A condenação de três pessoas na Holanda encerra um capítulo da história dos atentados à aviação civil. A condenação proferida na Haia em novembro de 2022 no caso do voo MH-17 resulta do trabalho de uma bem-sucedida equipe conjunta de investigação (ECI), que reuniu profissionais de cinco países, e da eficiente coordenação de jurisdições para selecionar o foro mais apropriado à boa administração da justiça.

O voo MH-11, da Malaysian Airlines, ia de Amsterdã para Kuala Lumpur, quando foi derrubado em 17 de julho de 2014, no contexto da primeira invasão da Ucrânia pela Rússia. A tomada da Crimeia havia começado em 28 de fevereiro daquele ano e forças separatistas pró-Rússia já operavam também nas regiões ucranianas de Donetsk e Lugansk, que se declararam independentes em 2022.

Diante das operações russas em território ucraniano e das diversas manobras e ataques que violaram flagrantemente a Carta das Nações Unidas e outras normas do direito internacional, fica fácil perceber a ligação do ataque a esse avião de passageiros com os crimes praticados ou apoiados por Moscou no território ucraniano desde o início de 2014.

A derrubada do MH-17 provocou estupor internacional. Infelizmente, outros eventos graves contra aeronaves de passageiros ocorreram ao longo do século 20, São exemplos a queda do voo KAL 007, da Korean Airlines, atingido por caças russos em 1983, perto da Ilha de Sacalina; a destruição do avião que fazia o voo 655 da Iran Air, pelo USS Vincennes no Golfo Pérsico em 1988; a derrubada do voo 103 da PanAm, sobre Lockerbie, na Escócia, naquele mesmo ano; e o atentado contra o voo da Union de Transports Aériens (UTA 772) que foi destruído sobre o deserto do Saara, no Níger, em 1989. Em 2020, um voo da Ukraine International Airlines (AUI 752) foi derrubado por engano por um míssil iraniano logo após decolar do aeroporto de Teerã.

Quando eventos desta natureza ocorrem, pode-se ter uma violação do direito internacional da aviação civil. Em 2022, com base na Convenção sobre Aviação Civil Internacional, concluída em Chicago em 1944 e promulgada entre nós pelo Decreto 21.713/1946, a Holanda e a Austrália pediram à Organização de Aviação Civil Internacional (OACI) que apurasse a responsabilidade da Rússia pela derrubada do voo MH-17.

Um dos objetivos da OACI, segundo o art. 44 da Convenção de Chicago é “contribuir para a segurança dos voos na navegação aérea internacional”. Seu artigo 84 cuida do procedimento de solução de controvérsias entre os Estados Partes, e o art. 88 determina que a Assembleia da OACI pode suspender o direito de voto na Assembleia e no Conselho de qualquer Estado Parte que descumprir suas obrigações convencionais.

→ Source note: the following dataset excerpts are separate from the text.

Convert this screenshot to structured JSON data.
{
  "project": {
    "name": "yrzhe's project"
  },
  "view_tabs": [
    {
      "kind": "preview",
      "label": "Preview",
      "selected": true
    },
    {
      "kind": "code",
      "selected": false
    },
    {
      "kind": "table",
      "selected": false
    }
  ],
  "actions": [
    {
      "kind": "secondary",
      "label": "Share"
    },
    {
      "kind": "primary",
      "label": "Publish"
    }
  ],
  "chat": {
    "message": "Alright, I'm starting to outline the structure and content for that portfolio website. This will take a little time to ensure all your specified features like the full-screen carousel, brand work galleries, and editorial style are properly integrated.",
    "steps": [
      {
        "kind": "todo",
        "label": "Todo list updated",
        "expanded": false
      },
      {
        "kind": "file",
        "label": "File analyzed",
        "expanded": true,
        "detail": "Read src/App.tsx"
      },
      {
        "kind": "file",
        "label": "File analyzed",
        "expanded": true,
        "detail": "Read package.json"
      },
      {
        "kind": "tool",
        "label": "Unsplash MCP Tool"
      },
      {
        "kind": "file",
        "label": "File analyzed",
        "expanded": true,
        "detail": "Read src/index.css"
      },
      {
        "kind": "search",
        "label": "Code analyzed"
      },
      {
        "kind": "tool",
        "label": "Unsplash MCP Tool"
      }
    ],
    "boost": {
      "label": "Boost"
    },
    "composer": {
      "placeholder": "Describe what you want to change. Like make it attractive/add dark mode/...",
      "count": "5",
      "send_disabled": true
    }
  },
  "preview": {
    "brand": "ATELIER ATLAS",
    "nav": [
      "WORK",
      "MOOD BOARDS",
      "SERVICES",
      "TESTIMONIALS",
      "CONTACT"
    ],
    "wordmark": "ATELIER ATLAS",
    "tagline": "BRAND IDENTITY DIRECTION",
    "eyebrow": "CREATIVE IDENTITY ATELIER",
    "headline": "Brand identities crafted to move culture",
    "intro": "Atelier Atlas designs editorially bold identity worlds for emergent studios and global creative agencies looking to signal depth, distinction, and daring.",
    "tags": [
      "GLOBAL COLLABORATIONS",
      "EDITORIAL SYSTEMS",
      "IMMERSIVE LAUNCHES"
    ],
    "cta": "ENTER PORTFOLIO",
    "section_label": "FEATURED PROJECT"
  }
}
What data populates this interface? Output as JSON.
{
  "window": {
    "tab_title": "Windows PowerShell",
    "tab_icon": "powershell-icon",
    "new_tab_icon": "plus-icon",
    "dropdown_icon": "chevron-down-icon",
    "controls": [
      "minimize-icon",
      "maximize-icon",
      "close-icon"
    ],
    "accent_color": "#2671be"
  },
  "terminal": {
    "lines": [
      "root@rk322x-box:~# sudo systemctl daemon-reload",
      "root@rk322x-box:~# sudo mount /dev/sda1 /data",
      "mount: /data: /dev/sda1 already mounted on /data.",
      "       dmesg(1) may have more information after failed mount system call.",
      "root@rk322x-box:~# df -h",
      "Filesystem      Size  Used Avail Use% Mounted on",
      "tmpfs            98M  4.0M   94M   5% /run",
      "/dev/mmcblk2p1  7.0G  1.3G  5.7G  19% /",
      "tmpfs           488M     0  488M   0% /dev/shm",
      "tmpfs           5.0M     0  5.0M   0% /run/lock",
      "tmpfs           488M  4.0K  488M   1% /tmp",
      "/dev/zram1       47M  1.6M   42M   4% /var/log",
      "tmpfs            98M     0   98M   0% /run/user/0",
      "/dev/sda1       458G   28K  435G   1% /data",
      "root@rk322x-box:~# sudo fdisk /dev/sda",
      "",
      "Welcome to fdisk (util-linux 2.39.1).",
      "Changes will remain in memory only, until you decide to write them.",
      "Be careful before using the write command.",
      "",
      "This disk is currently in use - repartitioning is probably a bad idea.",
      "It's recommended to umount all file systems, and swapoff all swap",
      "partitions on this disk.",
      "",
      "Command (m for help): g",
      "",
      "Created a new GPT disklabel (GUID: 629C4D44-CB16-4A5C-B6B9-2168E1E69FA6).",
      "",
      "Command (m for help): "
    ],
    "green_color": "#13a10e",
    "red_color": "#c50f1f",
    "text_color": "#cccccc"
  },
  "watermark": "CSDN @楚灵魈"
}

O art. 3º-bis da Convenção de Chicago – introduzido por emenda em 1984 e em vigor desde 1998 – também vem ao caso, pois determina que os Estados Partes devem abster-se de usar armas contra aeronaves civis em voo, salvo se forem hostis.

Articulo 3 bis
a) Los Estados contratantes reconocen que todo Estado debe abstenerse de recurrir a1 uso de las armas en contra de las aeronaves civiles en vuelo y que, en caso de interceptacidn, no debe ponerse en peligro la vida de los ocupantes de las aeronaves ni la seguridad de estas. La presente disposición no se interpretará en el sentido de que modifica en modo alguno los derechos y las obligaciones de los Estados estipulados en la Carta de las Naciones Unidas.

Na investida internacional para punir os responsáveis pela tragédia do voo MH-17, em 2020, a Holanda apresentou à Corte Europeia de Direitos Humanos (CEDH) uma comunicação interestatal contra a Rússia, para que o Moscou seja responsabilizada internacionalmente pela violação dos direitos humanos das vítimas e familiares das vítimas da derrubada da aeronave, que foi atingida por um míssil russo da classe Buk-TELAR. Trata-se do processo Países Baixos vs. Rússia (nº 28525/20), no qual Amsterdã alega ter havido ofensa ao direito à vida e à integridade física e descumprimento pelo Kremlin das obrigações de investigar e processar os responsáveis pelo lançamento do míssil que derrubou a aeronave (direito a um recurso efetivo).

Eventos como a aviação civil podem ter soluções as mais diversas. O caso do atentado de 1988 contra o voo PanAm, que decolara de Londres com destino a Nova York, foi submetido a julgamento por um tribunal especial, organizado segundo as leis inglesas e formado por juízes escoceses, que tomaram assento na Haia, na Holanda. A corte especial escocesa na Holanda tinha competência exclusiva para julgar os dois agentes líbios acusados pelo Ocidente de terem derrubado o avião norte-americano, matando todos os seus 270 passageiros.

Várias resoluções do Conselho de Segurança, aprovadas a partir de 1992, e acordos internacionais firmados no final dos anos 1990 pelo governo de Muammar Khadafi e pela Holanda viabilizaram a transferência de custódia dos dois suspeitos, Lamin Khalifa Fhimah e Abdelbaset al-Megrahi, e o início do julgamento. Devido a sua inércia em apurar o caso e em colaborar com as autoridades dos países vitimados, a Líbia foi diversas vezes sancionada pelo CS/ONU por terrorismo internacional. Tais sanções incluíam embargos econômicos ao país.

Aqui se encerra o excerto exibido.